Hispanic group urges immigration action

When President Barack Obama spoke to a major U.S. Hispanic group last week about his unsuccessful efforts to change this country’s outdated immigration rules, many in the crowd broke out in a spontaneous chant: “Yes you can!”

The chant at the annual convention of the National Council of La Raza in Washington, a mocking reminder of the president’s 2008 campaign slogan, marked a rare moment of confrontation between Obama and his Hispanic constituents. Obama got 67 percent of the Hispanic vote in 2008, and used to get warm welcomes from U.S. Hispanic audiences.

Hispanic leaders are not happy with the Obama administration’s nearly 1 million deportations over the past three years, which they say is more than took place during former President George W. Bush’s eight years in office. And they are not buying the president’s line that he cannot do anything to change immigration rules because of the Republican Party’s hard-line anti-immigrant stands.

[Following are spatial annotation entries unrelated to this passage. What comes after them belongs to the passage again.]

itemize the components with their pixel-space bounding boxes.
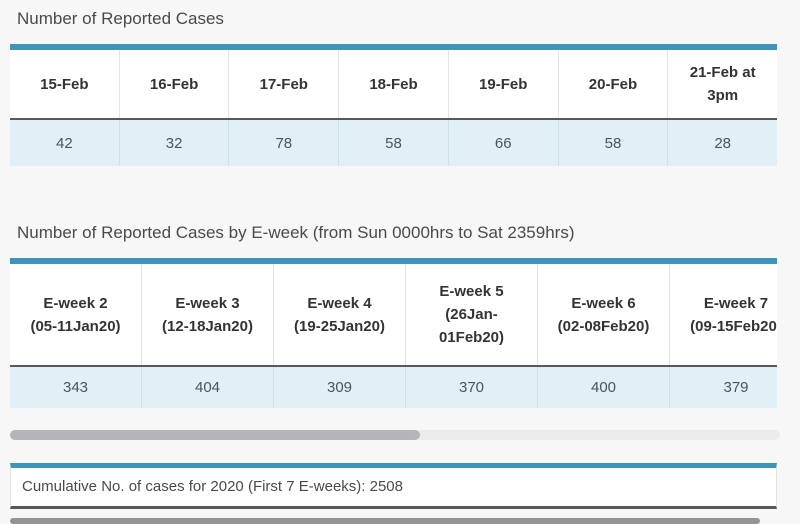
- daily-header-row: 15-Feb 16-Feb 17-Feb 18-Feb 19-Feb 20-Fe…: [10, 50, 777, 118]
- cumulative-box: Cumulative No. of cases for 2020 (First …: [10, 463, 777, 509]
- daily-cases-title: Number of Reported Cases: [17, 9, 224, 28]
- eweek-value-cell: 404: [142, 367, 274, 408]
- eweek-table-scroll-area[interactable]: E-week 2 (05-11Jan20) E-week 3 (12-18Jan…: [10, 258, 777, 408]
- daily-header-cell: 18-Feb: [339, 50, 449, 118]
- eweek-value-cell: 343: [10, 367, 142, 408]
- eweek-label: E-week 4: [307, 294, 372, 312]
- eweek-value-cell: 370: [406, 367, 538, 408]
- eweek-header-cell: E-week 2 (05-11Jan20): [10, 264, 142, 365]
- daily-cases-table: 15-Feb 16-Feb 17-Feb 18-Feb 19-Feb 20-Fe…: [10, 44, 777, 166]
- daily-header-cell: 21-Feb at 3pm: [689, 64, 756, 104]
- header-divider: [10, 365, 777, 367]
- header-divider: [10, 118, 777, 120]
- daily-value-cell: 32: [120, 120, 230, 166]
- eweek-date-range: (26Jan-01Feb20): [438, 306, 505, 346]
- eweek-label: E-week 5: [439, 283, 504, 300]
- eweek-header-cell: E-week 4 (19-25Jan20): [274, 264, 406, 365]
- daily-header-cell: 20-Feb: [559, 50, 669, 118]
- eweek-header-cell: E-week 6 (02-08Feb20): [538, 264, 670, 365]
- eweek-header-cell: E-week 3 (12-18Jan20): [142, 264, 274, 365]
- daily-value-cell: 28: [714, 134, 732, 152]
- daily-values-row: 42 32 78 58 66 58 28: [10, 120, 777, 166]
- daily-header-cell: 19-Feb: [449, 50, 559, 118]
- eweek-label: E-week 2: [43, 294, 108, 312]
- eweek-table: E-week 2 (05-11Jan20) E-week 3 (12-18Jan…: [10, 258, 777, 408]
- daily-value-cell: 58: [339, 120, 449, 166]
- eweek-title: Number of Reported Cases by E-week (from…: [17, 223, 575, 242]
- eweek-value-cell: 309: [274, 367, 406, 408]
- next-section-bar: [10, 518, 760, 524]
- eweek-date-range: (05-11Jan20): [30, 317, 121, 335]
- eweek-label: E-week 3: [175, 294, 240, 312]
- daily-value-cell: 66: [449, 120, 559, 166]
- eweek-value-cell: 379: [723, 379, 749, 396]
- daily-value-cell: 42: [10, 120, 120, 166]
- eweek-values-row: 343 404 309 370 400 379: [10, 367, 777, 408]
- eweek-date-range: (02-08Feb20): [557, 317, 650, 335]
- daily-header-cell: 16-Feb: [120, 50, 230, 118]
- eweek-value-cell: 400: [538, 367, 670, 408]
- eweek-date-range: (19-25Jan20): [294, 317, 385, 335]
- page-content: Number of Reported Cases 15-Feb 16-Feb 1…: [10, 0, 780, 524]
- eweek-header-cell: E-week 7 (09-15Feb20): [670, 264, 777, 365]
- eweek-header-cell: E-week 5 (26Jan-01Feb20): [406, 264, 538, 365]
- cumulative-text: Cumulative No. of cases for 2020 (First …: [22, 478, 403, 495]
- daily-header-cell: 17-Feb: [229, 50, 340, 118]
- eweek-header-row: E-week 2 (05-11Jan20) E-week 3 (12-18Jan…: [10, 264, 777, 365]
- eweek-date-range: (09-15Feb20): [690, 317, 777, 335]
- daily-value-cell: 58: [559, 120, 669, 166]
- horizontal-scrollbar-track[interactable]: [10, 430, 780, 440]
- eweek-label: E-week 6: [571, 294, 636, 312]
- daily-header-cell: 15-Feb: [10, 50, 120, 118]
- scrollbar-thumb[interactable]: [10, 430, 420, 440]
- eweek-date-range: (12-18Jan20): [162, 317, 253, 335]
- eweek-label: E-week 7: [703, 294, 769, 312]
- daily-value-cell: 78: [229, 120, 340, 166]
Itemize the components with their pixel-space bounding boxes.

According to Hispanic leaders, there are many things the president could do using his executive authority, like granting temporary immigration benefits to good students or army volunteers who were brought to the country when they were children. The Dream Act bill, which would grant a path to legalization to these students, has been blocked by Republicans in the Senate.

“We are disappointed that we have not seen the president do more to address the high level of deportations,” NCLR President Janet Murguia told me after the meeting. “We all agree that violent criminals should be deported, but we take issue with the fact that people who make real contributions to this country are being deported. We don’t think they should be the enforcement priority right now.”

On the very day Obama was talking to the NCLR, I got a call from the Argentine consul in Miami, who brought to my attention the case of an Argentine student facing imminent deportation.

When I later talked to 23-year-old Miyen Spinelli, I couldn’t help wondering why the financially strapped U.S. government is spending time and money to deport young college graduates like him.

Spinelli told me he has no criminal record, graduated high school in the top 15 percent of his class, got his B.A. degree in sports administration at St. Thomas University, and is preparing to do his master’s degree in international business. He paid for his studies with about $8,000 a year from his family’s savings, plus a soccer scholarship from his school.

Shortly before graduation, during a trip to Maine for a soccer tournament, the car in which he was traveling — driven by a friend — was stopped by police. They were not speeding, nor had they violated any traffic law. The policeman said he had stopped them to check on the car’s Florida license plate.

“He asked me for my papers, and then called the border patrol,” Spinelli told me. “They kept me six days in jail, and then gave me a deportation order for August 15, and put an electronic bracelet on my right ankle.”

When his story appeared in The Miami Herald on July 26, immigration officials gave Spinelli a one-year extension on his deportation order. Spinelli now hopes that, in the meantime, the Dream Act will pass.

There are an estimated 825,000 foreign students in the United States who could benefit from the Dream Act. Most of them came to the country at a very young age. Some are top students in sciences and engineering, whose skills the U.S. badly needs.

Other countries, such as Canada, France, Britain, Germany and Singapore, go out of their way to give legal visas to their best foreign students, or workers whose skills are needed. In Canada, about 36 percent of immigrant visas are given out annually in the “skilled visa” category, as opposed to only 6.5 percent in the United States, according to a recent Brookings Institution study.

My opinion: Deporting qualified students and military volunteers is a waste of government time and money, goes against the U.S. tradition of being a country of immigrants, and slows down America’s creative energies at a time when other countries are benefitting from “brain gain” immigration strategies.

Republican anti-immigration zealots are hurting America by opposing the Dream Act. But, until they come to their senses, Obama should use his executive powers to delay deportations of qualified foreign students. As the NCLR audience told him last week, Yes, he can!